Moradora de Maricá, município da Região Metropolitana do Rio de Janeiro, ela aos poucos compartilhou o que estava vivendo com amigos próximos e familiares, mas não recebeu o apoio do qual precisava. “Ouvi de pessoas que achei que poderia contar coisas do tipo ‘olha, fica bem porque você vai perder seu marido. Para de chorar porque o seu marido vai cansar'”, relata.
Resistir a procurar atendimento psicológico durante a gravidez ou após o parto não é incomum entre mulheres. Um estudo em andamento da Fundação Oswaldo Cruz (Fiocruz) entrevistou 221 gestantes que fazem o pré-natal em uma unidade da Escola Nacional de Saúde Pública em Manguinhos, região carente do Rio.
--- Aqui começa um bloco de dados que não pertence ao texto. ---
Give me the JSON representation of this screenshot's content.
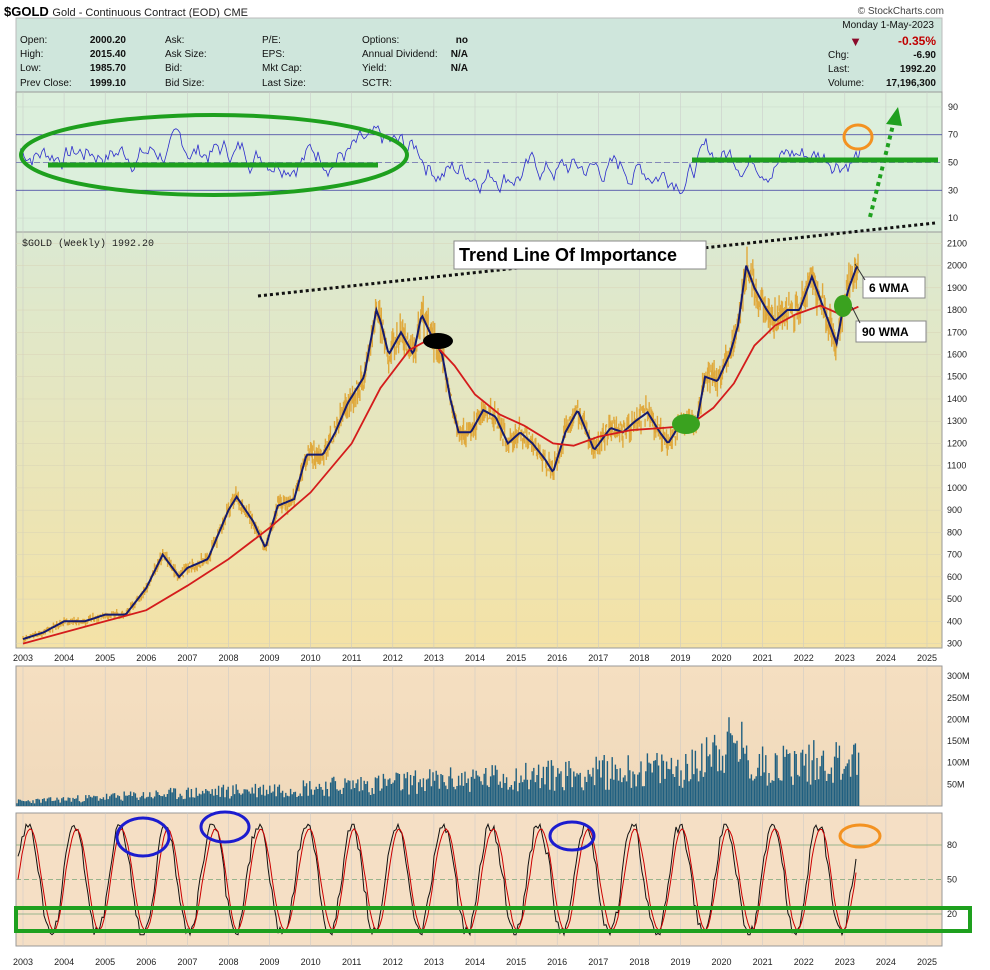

Entre as entrevistadas, 32% apresentaram sintomas depressivos. No entanto, menos da metade dessas mulheres aceitou ser avaliada por um profissional especializado – 52% se negaram a receber ajuda.
“A gente tem sempre uma visão de que o serviço de saúde não oferece [atendimento voltado para a saúde mental de gestantes]. E muitas vezes não oferece mesmo. Só que o que nós encontramos é algo que consideramos mais sério ainda: elas não querem”, explica a pesquisadora Mariza Theme, responsável pelo estudo.
“O transtorno mental tem associado a ele um estigma muito grande. Esse estigma é uma das principais causas para a pessoa não procurar tratamento”, diz.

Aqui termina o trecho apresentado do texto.